How do we measure light levels? A light meter (figure 2) is a device that measures light in footcandles or lux. A footcandle is a unit of measure: the light intensity produced by one candle at a distance of one foot. Lux is the metric version, and one footcandle equals approximately 10 lux. Many light meters read in both.
Typically, museums set the lowest level of lighting at 5fc for things like watercolor paintings, natural dyes, and color photographs. Lower than 5fc would be nice for the objects, but makes it very hard for visitors to see them clearly. The upper range of light levels are around 30 footcandles for things that are not light sensitive at all, like stone sculptures and things made of metal. In between are most things made from plant or animal sources.
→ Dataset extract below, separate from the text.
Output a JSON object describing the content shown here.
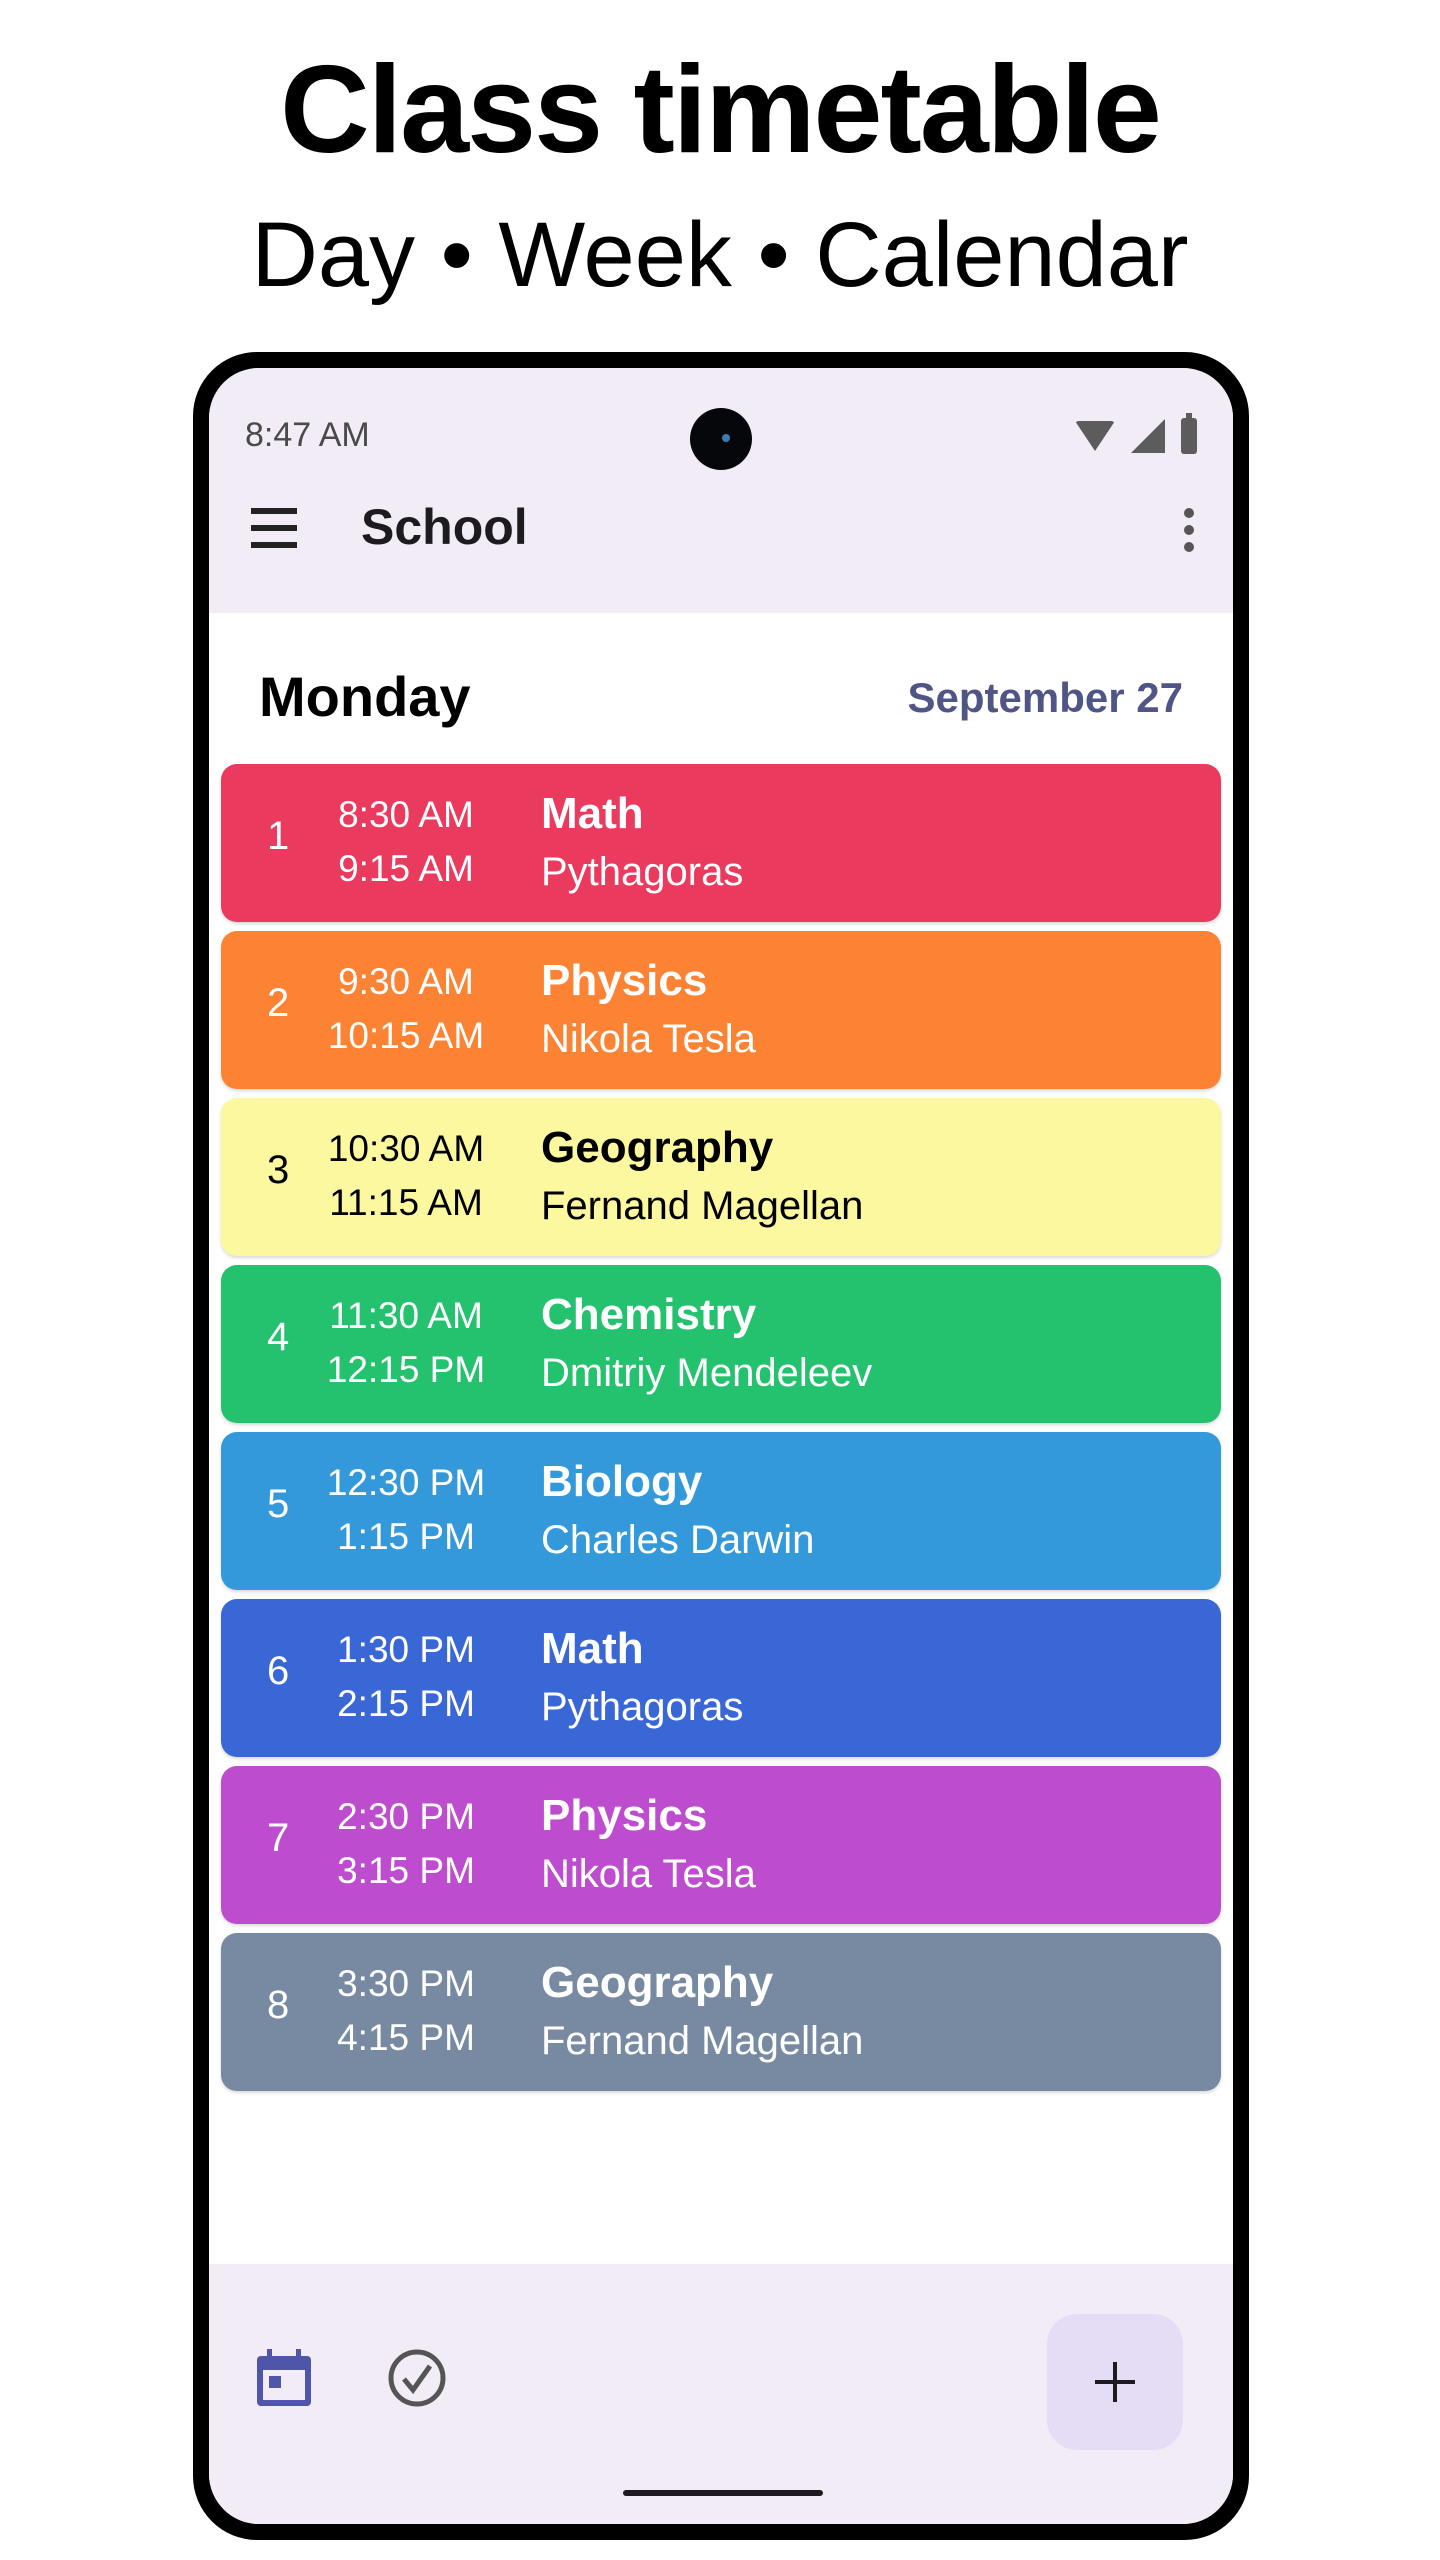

Good museum practice uses a light meter to set light levels for every exhibit. A light level recommendation is assigned to each item when the Alaska State Museum exhibits or loans collections. This pdf lists the light levels selected for each item displayed in the inaugural exhibits of the new Andrew P. Kashevaroff building that opened in 2016.
In this document, materials are listed under different recommended light levels with a published reference of why that light level was selected. At the end of the document is an annotated bibliography of sources. One common method to evaluate exposure over time involves blue wool fade cards (figure 3). A fade card has several strips of wool dyed blue with progressively more sensitive dyes. A card is cut in half, with one part kept in the dark and the other put in the test location exposed to light. After a period of time, the two are compared and the exposure correlates to how much fading is seen compared to the control piece kept in the dark. Many small museums find it difficult to keep track of those cards, and staff turnover makes it even trickier.
How do we measure fading? There are several ways to monitor fading, but two main approaches are to establish a baseline reading and keep checking for signs of change over time, or to induce a tiny pinpoint of intentional fading to establish the true vulnerability of a specific colorant. Colorimeters and microfade meters are expensive analytical devices that some large museums use to collect that data. The Alaska State Museum uses Munsell color books, which contain reference swatches of specific colors that are matched to collections items as a baseline and then repeated later to check for change (figure 4). The decision to use the Munsell system is shown in an internal memo with pros and cons of various systems to monitor fading.
Light damage is cumulative and irreversible. For items that are light sensitive, caretakers must decide how fast an item will be damaged. Is it kept for future generations, or used up sooner? Low light levels and infrequent display can prolong the useful life span of an item. Some strategies include:
Balancing the needs of preservation versus access for the collections we care for is a difficult compromise. An example of one approach is the 2016 Light Fading Plan explored for new exhibits at the Alaska State Museum.
Sometimes interventions are expensive and must be justified in order to muster the resources needed to protect collections. One example is the cost of protective glazing for light sensitive artworks that were installed for the inaugural exhibition of the new Andrew P. Kashevaroff building. A memo was written to justify the expense, which helped supervisors and leadership advocate for the needed materials. Also helpful are examples of real damage (Figures 5-7).
Because light is an agent of deterioration, keeping lights off in gallery spaces and collections storage spaces whenever possible is a good habit. All organic materials suffer from deterioration with light exposure, and things made from plant and animal sources should be protected from unnecessary light.